O tipo penal da lavagem de dinheiro (art. 1º da lei nº 9.613/98) não apresenta nenhuma especificidade quanto aos verbos nucleares ocultar e dissimular. Como consequência, uma simples leitura do dispositivo legal poderia induzir o leitor a pensar que basta o agente praticar a conduta de ocultar dinheiro ilícito para estar cometendo o crime de lavagem de dinheiro.

Nesse sentido, para que não haja uma expansão demasiada do delito, é importante que façamos uma definição clara do que seria esse “ocultar” para fins de lavagem de dinheiro.

Frente a esse problema, alguns exemplos devem ser avaliados: tanto o ladrão de banco que esconde o dinheiro roubado dentro do estofamento do seu carro, quanto o traficante que enterra o dinheiro oriundo da venda ilegal de drogas estariam praticando o crime de lavagem de dinheiro?  Qual a diferença entre o “ocultar” natural do crime antecedente e o “ocultar” do delito em análise?

Existem entendimentos nos Tribunais Superiores que basta o agente praticar qualquer conduta de ocultar, ainda que no iter criminis do delito antecedente, para ser imputado o crime de lavagem, até porque a legislação não obriga que os bens ilícitos sejam reintroduzidos na economia para termos a consumação do delito.

A meu juízo, não me parece que essa interpretação esteja correta, por uma questão bastante clara, a conduta de ocultação para o crime em comento deve vir associado a um elemento, direto ou indireto, de que o agente almeja reinserir o dinheiro na economia com aparência lícita.

Os ministros do Supremo Tribunal Federal viram-se compelidos a analisar essa questão quando do julgamento da Ação Penal 470, mais conhecida como mensalão, especificamente no caso do ex-deputado federal João Paulo Cunha, que estava sendo acusado pelo crime de lavagem de dinheiro, por ter utilizado terceira pessoa para sacar dinheiro oriundo da corrupção.

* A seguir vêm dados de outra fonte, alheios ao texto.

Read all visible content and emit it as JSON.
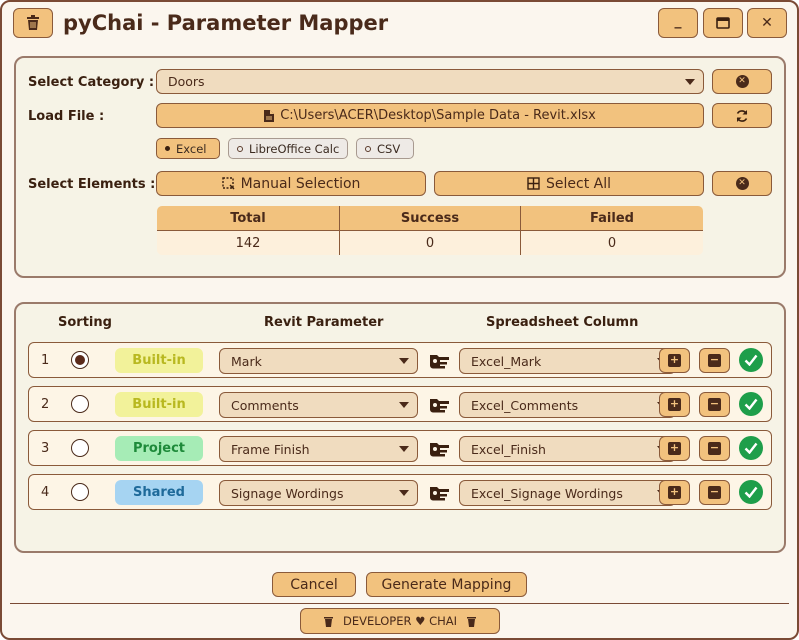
{
  "app": {
    "title": "pyChai - Parameter Mapper"
  },
  "controls": {
    "minimize_icon": "_",
    "maximize_icon": "□",
    "close_icon": "✕"
  },
  "settings": {
    "select_category_label": "Select Category :",
    "category_value": "Doors",
    "load_file_label": "Load File :",
    "file_path": "C:\\Users\\ACER\\Desktop\\Sample Data - Revit.xlsx",
    "formats": [
      {
        "label": "Excel",
        "selected": true
      },
      {
        "label": "LibreOffice Calc",
        "selected": false
      },
      {
        "label": "CSV",
        "selected": false
      }
    ],
    "select_elements_label": "Select Elements :",
    "manual_selection_label": "Manual Selection",
    "select_all_label": "Select All"
  },
  "stats": {
    "headers": [
      "Total",
      "Success",
      "Failed"
    ],
    "values": [
      "142",
      "0",
      "0"
    ]
  },
  "mapping": {
    "headers": {
      "sorting": "Sorting",
      "revit_parameter": "Revit Parameter",
      "spreadsheet_column": "Spreadsheet Column"
    },
    "rows": [
      {
        "index": "1",
        "selected": true,
        "type": "Built-in",
        "type_color": "#f2f29a",
        "type_text_color": "#b8b820",
        "parameter": "Mark",
        "column": "Excel_Mark"
      },
      {
        "index": "2",
        "selected": false,
        "type": "Built-in",
        "type_color": "#f2f29a",
        "type_text_color": "#b8b820",
        "parameter": "Comments",
        "column": "Excel_Comments"
      },
      {
        "index": "3",
        "selected": false,
        "type": "Project",
        "type_color": "#a6ecb6",
        "type_text_color": "#1e8a3a",
        "parameter": "Frame Finish",
        "column": "Excel_Finish"
      },
      {
        "index": "4",
        "selected": false,
        "type": "Shared",
        "type_color": "#a6d4f2",
        "type_text_color": "#1e6a9a",
        "parameter": "Signage Wordings",
        "column": "Excel_Signage Wordings"
      }
    ]
  },
  "actions": {
    "cancel_label": "Cancel",
    "generate_label": "Generate Mapping"
  },
  "footer": {
    "label": "DEVELOPER ♥ CHAI"
  },
  "colors": {
    "accent": "#f2c27e",
    "border": "#8a5a3a",
    "success": "#1e9e4a"
  }
}
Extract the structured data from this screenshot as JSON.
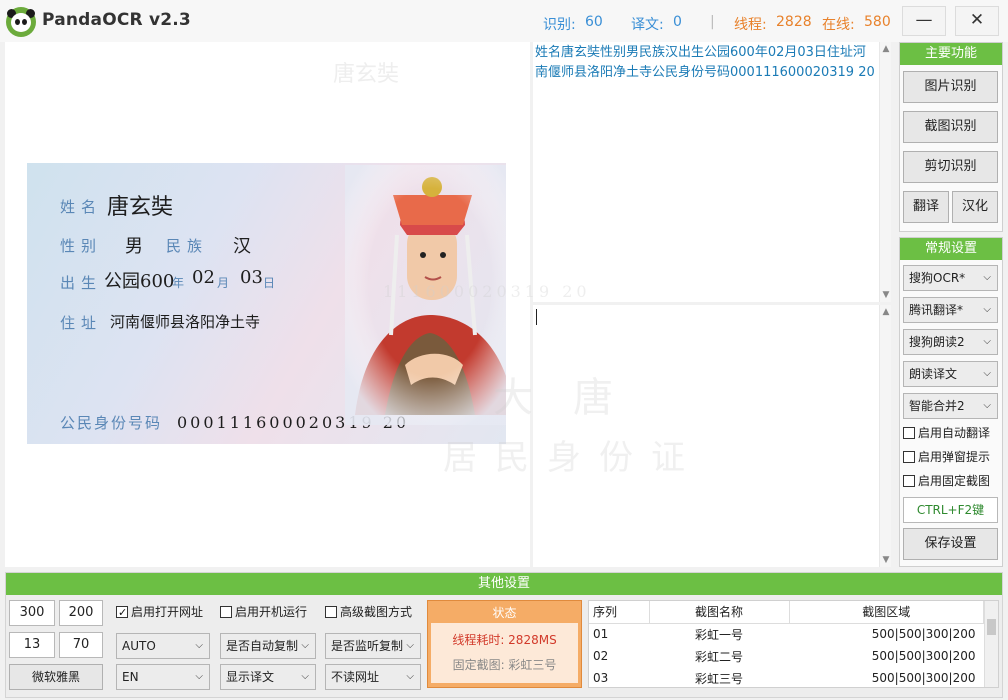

Na hipótese, os Ministros não tinham dúvida que o ex-deputado havia recebido dinheiro de corrupção (cerca de R$ 50.000,00), contudo a incerteza pairava no fato dele ter utilizado a sua esposa para buscar o dinheiro fruto da propina. Restava definir se utilizar terceira pessoa com o fim de ocultar o real destinatário do recurso configuraria o crime de lavagem de dinheiro ou seria apenas o exaurimento da conduta de corrupção!

No entendimento do Ministro Cezar Peluso, a utilização de terceira pessoa para que realize o saque do dinheiro ilícito seria o exaurimento do crime antecedente, até porque objetiva apenas receber o dinheiro ilícito oriundo da corrupção e não uma conduta autônoma de lavagem de dinheiro.[1]

A situação foi resolvida quando do julgamento dos Embargos Infringentes em que discutiram quando o verbo “ocultar” poderia ser considerado como primeiro ato do processo de lavagem e quando significaria o ocultamento do próprio produto do crime. O ex-deputado foi absolvido do crime de branqueamento de capitais, pois a maioria dos ministros entendeu que o ato de ocultar a forma de receber o dinheiro ilícito foi realizado durante o iter criminisis do crime antecedente (no caso a corrupção passiva) e não após a consumação do delito.

O Ministro Luis Roberto Barroso, relator dos EI, aponta que é necessário a existência de indícios mínimos que o dinheiro seria reintroduzido na economia com aparência lícita, pois a simples utilização de terceira pessoa para ocultar o recebimento é parte da materialidade do crime de corrupção, não suficiente para caracterizar crime independente de lavagem.[2]

Esse entendimento estabelece um paradigma sobre o que significa ocultar e dissimular para o tipo penal do art. 1º da Lei nº 9.613/98.

Nesse sentido, o fato de enterrar dinheiro oriundo do trafico de drogas – conduta muito realizada por Pablo Escobar na década de 80, na Colômbia, conforme é demonstrado no seriado Narcos que está em destaque hoje em dia –, por si só, não caracteriza o tipo de lavagem no Brasil, pois deve existir uma ocultação posterior a consumação do crime antecedente e um indicativo – direto ou indireto – que a finalidade seja a reciclagem do dinheiro “sujo”.

Logo, a prática de ocultar o dinheiro do crime antecedente, sem qualquer outro ato que indique a intenção de reciclagem, é uma conduta atípica para a Lei de lavagem de dinheiro.[3]

Em suma, o fato do sujeito colocar no estofamento do seu carro o dinheiro adquirido com o roubo a banco, apenas para não ser pego pela fiscalização – mesmo que esteja ocultando – não é elemento para lavagem de dinheiro, até porque quando o criminoso retirar do esconderijo o dinheiro continuará sendo de origem ilícita.


[1] Supremo Tribunal Federal, Inteiro Teor do Acórdão, AP 470, pag. 53895.

[2] Acórdão dos Sextos EI da AP470, fl. 31.

[3] Opinião sustentada por BOTTINI, Pierpaolo Cruz; em palestra realizada no Seminário Internacional sobre “Combate à lavagem de dinheiro e ao crime organizado”, organizado pelo STJ, AMB, CJF e Instituto Innovare. 03. Set. 2015. Disponível aqui.